Но глухое время оползает, тает снег, обозначаются подвижки; открывается светлое большое небо. Ленинград ложится белесыми, чуть подкрашенными перспективами: вот мясисто-розовый, развратно-потемкинский XVIII век, вот зеленый строгановский. За ним рыжая рустовка, дальше строгая шоколадная, рядом охра, а там лимонно-белые колоннады. Поверх налито бледно-голубое вино. На таком ветру хорошо поплакать – уж слишком зябкая это краса.

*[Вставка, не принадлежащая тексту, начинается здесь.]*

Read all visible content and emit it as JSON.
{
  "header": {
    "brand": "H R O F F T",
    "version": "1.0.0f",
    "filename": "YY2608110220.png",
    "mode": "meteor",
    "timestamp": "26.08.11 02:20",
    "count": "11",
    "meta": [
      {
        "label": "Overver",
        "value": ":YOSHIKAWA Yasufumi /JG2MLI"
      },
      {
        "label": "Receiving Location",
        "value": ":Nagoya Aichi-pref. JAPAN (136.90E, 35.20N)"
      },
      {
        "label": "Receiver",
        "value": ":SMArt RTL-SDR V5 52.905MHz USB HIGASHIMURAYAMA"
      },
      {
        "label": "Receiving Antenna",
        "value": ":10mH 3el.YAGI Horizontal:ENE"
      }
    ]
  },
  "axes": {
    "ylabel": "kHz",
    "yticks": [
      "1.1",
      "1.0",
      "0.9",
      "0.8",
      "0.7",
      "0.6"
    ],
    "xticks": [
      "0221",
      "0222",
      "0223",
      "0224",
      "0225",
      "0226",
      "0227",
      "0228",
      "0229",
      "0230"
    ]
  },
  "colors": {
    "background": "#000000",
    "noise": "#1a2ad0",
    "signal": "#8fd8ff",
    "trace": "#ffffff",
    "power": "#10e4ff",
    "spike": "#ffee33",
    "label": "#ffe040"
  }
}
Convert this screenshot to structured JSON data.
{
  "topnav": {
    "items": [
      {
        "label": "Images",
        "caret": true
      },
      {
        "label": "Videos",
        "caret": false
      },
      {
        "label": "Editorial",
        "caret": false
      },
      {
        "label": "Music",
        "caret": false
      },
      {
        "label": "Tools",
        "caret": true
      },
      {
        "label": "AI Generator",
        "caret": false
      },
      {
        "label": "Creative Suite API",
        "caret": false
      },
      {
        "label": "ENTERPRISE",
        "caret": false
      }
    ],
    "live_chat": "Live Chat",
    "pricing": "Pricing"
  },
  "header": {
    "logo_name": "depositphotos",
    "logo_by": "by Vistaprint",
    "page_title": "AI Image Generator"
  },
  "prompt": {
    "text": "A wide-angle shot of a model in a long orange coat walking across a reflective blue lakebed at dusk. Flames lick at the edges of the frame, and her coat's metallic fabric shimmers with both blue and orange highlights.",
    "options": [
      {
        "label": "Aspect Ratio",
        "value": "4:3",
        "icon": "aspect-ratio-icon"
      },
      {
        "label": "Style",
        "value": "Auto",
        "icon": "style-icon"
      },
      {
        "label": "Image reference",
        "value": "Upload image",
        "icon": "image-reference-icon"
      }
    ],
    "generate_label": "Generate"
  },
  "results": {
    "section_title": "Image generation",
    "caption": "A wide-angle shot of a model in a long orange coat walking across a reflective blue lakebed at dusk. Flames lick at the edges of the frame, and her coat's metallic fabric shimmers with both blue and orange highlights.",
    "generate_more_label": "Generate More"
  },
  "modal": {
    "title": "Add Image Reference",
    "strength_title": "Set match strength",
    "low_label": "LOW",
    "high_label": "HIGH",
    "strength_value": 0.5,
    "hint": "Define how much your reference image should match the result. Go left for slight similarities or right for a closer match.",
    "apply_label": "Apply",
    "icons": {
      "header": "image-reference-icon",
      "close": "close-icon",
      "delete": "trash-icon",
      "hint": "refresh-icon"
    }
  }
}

Несите, ноги, несите Мику к Артиллерийскому музею, где пушечки допетровские сидят рядком, как жабы, вдоль Кронверки, и снег уже сошел с жесткой мертвой травы, и прутики верб стали вишневые.
Уже можно пойти одной на Ситный рынок, купить раскидай на резиночке, упругий и убогий, и, болтая им, бегом-бегом, мимо Монферрана и Добужинского, мимо Осмеркина, Белкина и Петрова-Водкина – туда, туда, к кино «Арс»! А чуть вглубь Большого, кто помнит контуженного торговца тетрадками у скобяно-москательного подвала? – вероятно, приюта скобарей и москалей? – откуда шел теплый дух мастики? Каждые две минуты этот продавец – чем было опалено его лицо, каким ужасом? – продавец этот содрогался, как будто недонадел свой ватник, и толчками все плотней вдвигался в рукав, и хлопал по себе руками, как пингвин в научно-популярном кино «Свет» или как оперный мужик.